In order to obtain a system that is as flexible as possible, it is necessary that sub-data bus subscribers (usually K-bus subscribers) and C-bus subscribers always have access to all required information of the overall system. In addition, it should be possible to "switch" a K-bus node from one sub-data bus to another without a fundamental change. So that it is z. B. easily possible to place a window switch block in a vehicle series in the door, in the other on the center console.

The K and C bus addresses in the overall system are unique. The corresponding C or K bus telegrams are converted according to a fixed rule to bus telegrams of the faster data bus with corresponding unique IDs. In the control units SGM and S1 to S4, codable "mini gateway tables" then only implement the telegrams that are also required in the respective (sub) data bus system. When "moving" a control unit from one K sub-data bus system to another, only these gateway tables then have to be recoded. The overall system behavior thus remains absolutely unchanged.

Data exchange within the overall system is explained using an example.

The transmission of a K-bus telegram TK1 from node K1 in K-bus cluster 1 to node K2 in K-bus cluster 2 is described as an example. The faster data bus is called Sl-Bus. K1 sends the telegram TK1 on K-bus cluster 1, triggered z. B. by pressing a button. SGM receives TK1 and packs the telegram TK1 into the data field of an S1 bus telegram.

All Sl-Bus participants receive TK1 in Sl-Bus format and look in their respective gateway tables to see whether TK1 should be translated to the associated K-Bus cluster. S1 unpacks TK1 from the Sl-Bus format and transmits TK1 to the K-Bus cluster 2. K2 receives TK1.
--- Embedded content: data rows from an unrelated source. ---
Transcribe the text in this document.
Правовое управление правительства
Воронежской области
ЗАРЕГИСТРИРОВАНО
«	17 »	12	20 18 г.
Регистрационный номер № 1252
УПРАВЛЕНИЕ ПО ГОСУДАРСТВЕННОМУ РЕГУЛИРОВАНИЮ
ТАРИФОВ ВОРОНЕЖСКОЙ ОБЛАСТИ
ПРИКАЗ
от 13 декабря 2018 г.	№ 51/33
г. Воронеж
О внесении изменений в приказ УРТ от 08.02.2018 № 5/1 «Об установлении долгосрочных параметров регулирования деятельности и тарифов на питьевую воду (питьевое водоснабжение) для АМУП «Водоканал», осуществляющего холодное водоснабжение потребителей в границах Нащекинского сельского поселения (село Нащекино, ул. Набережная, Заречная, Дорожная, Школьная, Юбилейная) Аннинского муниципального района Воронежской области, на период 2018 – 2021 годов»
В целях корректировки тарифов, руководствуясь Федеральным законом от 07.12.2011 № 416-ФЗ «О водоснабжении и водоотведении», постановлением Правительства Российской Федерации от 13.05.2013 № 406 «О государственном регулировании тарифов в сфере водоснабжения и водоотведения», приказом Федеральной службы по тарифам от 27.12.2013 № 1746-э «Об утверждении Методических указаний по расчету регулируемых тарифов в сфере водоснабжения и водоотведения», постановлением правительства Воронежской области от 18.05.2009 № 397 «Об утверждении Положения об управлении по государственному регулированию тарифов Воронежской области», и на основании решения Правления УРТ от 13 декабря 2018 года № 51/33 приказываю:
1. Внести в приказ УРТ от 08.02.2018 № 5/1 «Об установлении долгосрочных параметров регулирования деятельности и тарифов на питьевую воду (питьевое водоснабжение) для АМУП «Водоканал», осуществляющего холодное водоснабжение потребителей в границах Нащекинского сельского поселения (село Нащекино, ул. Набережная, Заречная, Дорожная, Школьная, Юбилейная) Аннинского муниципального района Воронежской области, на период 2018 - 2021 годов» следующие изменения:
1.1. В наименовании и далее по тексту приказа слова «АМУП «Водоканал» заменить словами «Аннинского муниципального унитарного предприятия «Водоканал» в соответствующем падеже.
If the telegrams of the K-bus participants have a larger one. Telegram length than that of the data of the SI bus, e.g. B. 32 bytes of user data compared to 12 bytes of user data is a segmented, i.e. repeated transmission of defined telegram parts required.

If for some reason KK rather than K2 should receive TK1, then only TK1 needs to be deleted from the gateway table of S1 and entered in the gateway table of S4.

Claims

Procedure for data exchange between several participants

1. A method for data exchange between a plurality of participants belonging to different data bus systems, characterized in that the data bus systems are spatially and physically separate from one another and that the participants are each assigned to a data bus system and are connected to one another via a faster data bus

Control units exchange data during the time in which the faster data bus is not occupied.

2. The method according to claim 1, characterized in that the participants of a data bus system are arranged in total in at least two spatially and physically separate sub-data bus systems, and that each sub-data bus system is connected to the faster data bus via an associated control device.

3. The method according to claim 1 or 2, characterized in that the control units adapt the data of the participants of the connected data bus system in their format to the data format of the faster data bus or convert this format to the data format of the connected data bus system.

4. The method according to any one of claims 1 to 3, characterized in that the participants of the data bus systems and the participants of the faster data bus have a unique identifier.

5. The method according to any one of claims 1 to 4, characterized in that the identifiers of the participants in the connected data bus system are stored in the respective control unit.

6. The method according to any one of claims 1 to 5, characterized in that the identifiers of the participants in the (not) connected data bus system are stored in the respective control unit.

7. The method according to any one of claims 1 to 6, characterized in that the identifiers of the (not) connected participants are contained in a programmable memory.

8. The method according to claim 7, characterized in that the data transfer from the respective data bus system to the faster data bus and vice versa is controlled by means of the memory content.

9. The method according to any one of claims 1 to 8, characterized in that the respective control devices do not forward the data of the connected data bus system to the faster data bus in the event of a fault in this data bus system.